Salıncağın demirlerini kavramış, yavaşça sallanıyordu. Kimselerin olmayışını fırsat bildi; yoksa illaki birileri “Koca kızsın, utanmıyor musun boyundan posundan?” diyerek durduk yere ortamı gerecek, o da dayanamayıp küfürleri ardı ardına dizecekti. Bir tek parkın güvenliğine karşı koyamadığından bırakıyordu salıncağı. Güvenlik değil de düdüktü esas korktuğu. Sesi duyduğu an kendine gizlenecek yer arıyor, yüreği ağzına geliyordu. Ayaklarını öne doğru uzatıp, yere paralel hâlde kafasını iyice geriye itti. O esnada koskoca gökyüzü küçüldü de iki gözüne doldu sanki. Solgun ve aksi yüzü şimdi daha parlak, daha uysaldı artık. Uyusa yeriydi. Park, üstüne zimmetlenmiş bir konaktı da saatlerce her bir köşesine rahatlıkla yayılıp keyif yapabilir, ağız dolusu küfredebilir, tükürebilirdi.
Serin rüzgâr, yakasının kıvrımlarından göğsüne değin her yerini usulca titretirken telefonun ekranı yanıp söndü.
“Of, çalma be sen de sabah sabah. Alo, ne var? Yoldayım, gidiyorum. Hoca hanımı niye arıyorsun ya? Beni takip etme demedim mi sana kaç defa? Çocuk değilim ben! Yeterin artık, düş yakamdan. Kocana da böylesin işte! Bok, ümüğünü sıkıyorsun adamın! Tabii öyle, gidip başkalarının koynuna sığınıyor senin dırdırın yüzünden sırf. Kadın dediğin böyle olmaz, evinle ilgilen. Düş yakamdan! N’aparsın, söyle n’aparsın? Onlar serseri değil benim arkadaşlarım! Evet, doğru, uzun olanı sevgilim. Seviyor beni, n’olmuş? Hayır, bir şey kokladığı yok! Bok kokluyor, anladın mı? Git söyle, ister babama, ister karakola. Selam da söyle. Sıktın adamı, boğdun resmen. Bırak beni! Gitmeyeceğim hoca hanıma! Kuaför olacağım ya! Çalışıp para kazanacağım. He, tabii, her çalışan fahişe. Bok! Sensin o kötü kadın! Uzatma! Çocuklara da vurma! Akşama kadar ağlatıyorsun zaten. Ya tabii tabii, tek derdin kolu komşuyla muhabbet! Akşam ne yicez düşündüğün yok! He, bok yicez! Kes hadi, kapat şunu!”

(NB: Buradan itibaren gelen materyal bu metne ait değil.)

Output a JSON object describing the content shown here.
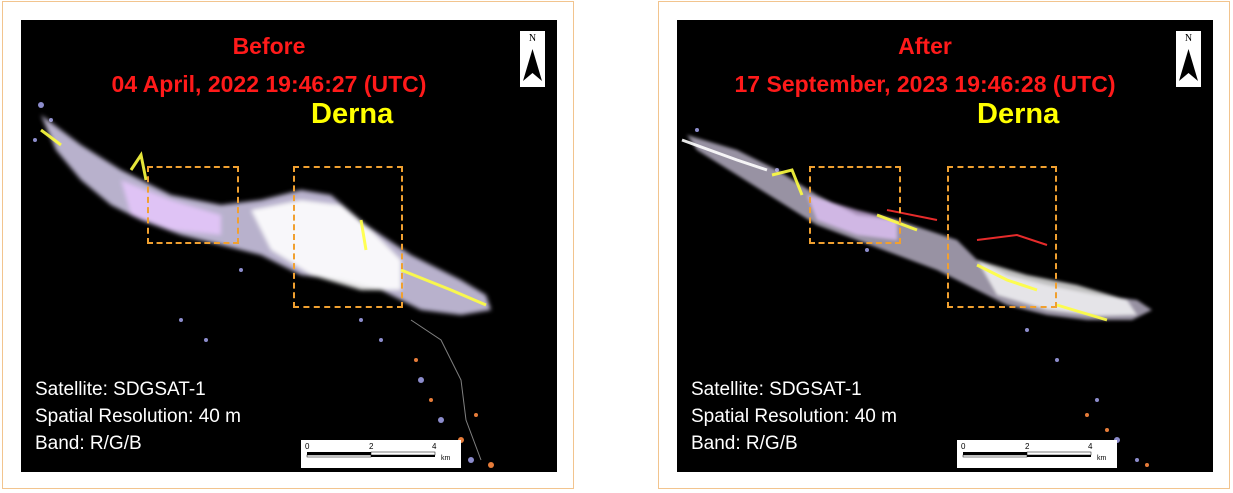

Sesini kıstı telefonun. Öfkeyle çantasını attı.
“Delisiniz lan, topunuzun…”
Hızla kalktı salıncaktan. Kuş sürüsü, tepesinde zigzaglar çizerek dönüyor, uçmuyor da sanki maviliğin içinde ritim tutuyordu. Bez kol çantasını başının altına koyup banka uzandı. Hava gittikçe ısınmış, parkın yakınındaki durağa insanlar yığılmıştı. Ne garipti bunca hareket. “Bugün hiçbir şey yapmama günü olsa,” dedi kendi kendine. Herkes evinde otursa, babalar işe gitmese… Ama gitmese olmaz; yoksa televizyon karşısında kıçlarını havaya dikip hizmet bekler, tumturaklı küfürleri dillerinden eksik etmezler. Annelerin de sesi üfürük gibi dolanır evin içinde sonra; ellerinde terlikle vuramadıklarının hıncını çocuklarından alırlar. Üstelik sohbete de gidemezler, tesbih çekip kurşun dökemezler; çöphaneye döner evler.
Kapkara bir kedi, gözlerindeki ışığı yaya yaya bankın üstüne çıktı, Ayça’nın dizlerine oturdu. Kara kedi şeytandır diye küçükken korkutmuşlardı. “Gördüğün yerde saçını çek.” Başörtüsünün altında topuzunu bozamazdı ya.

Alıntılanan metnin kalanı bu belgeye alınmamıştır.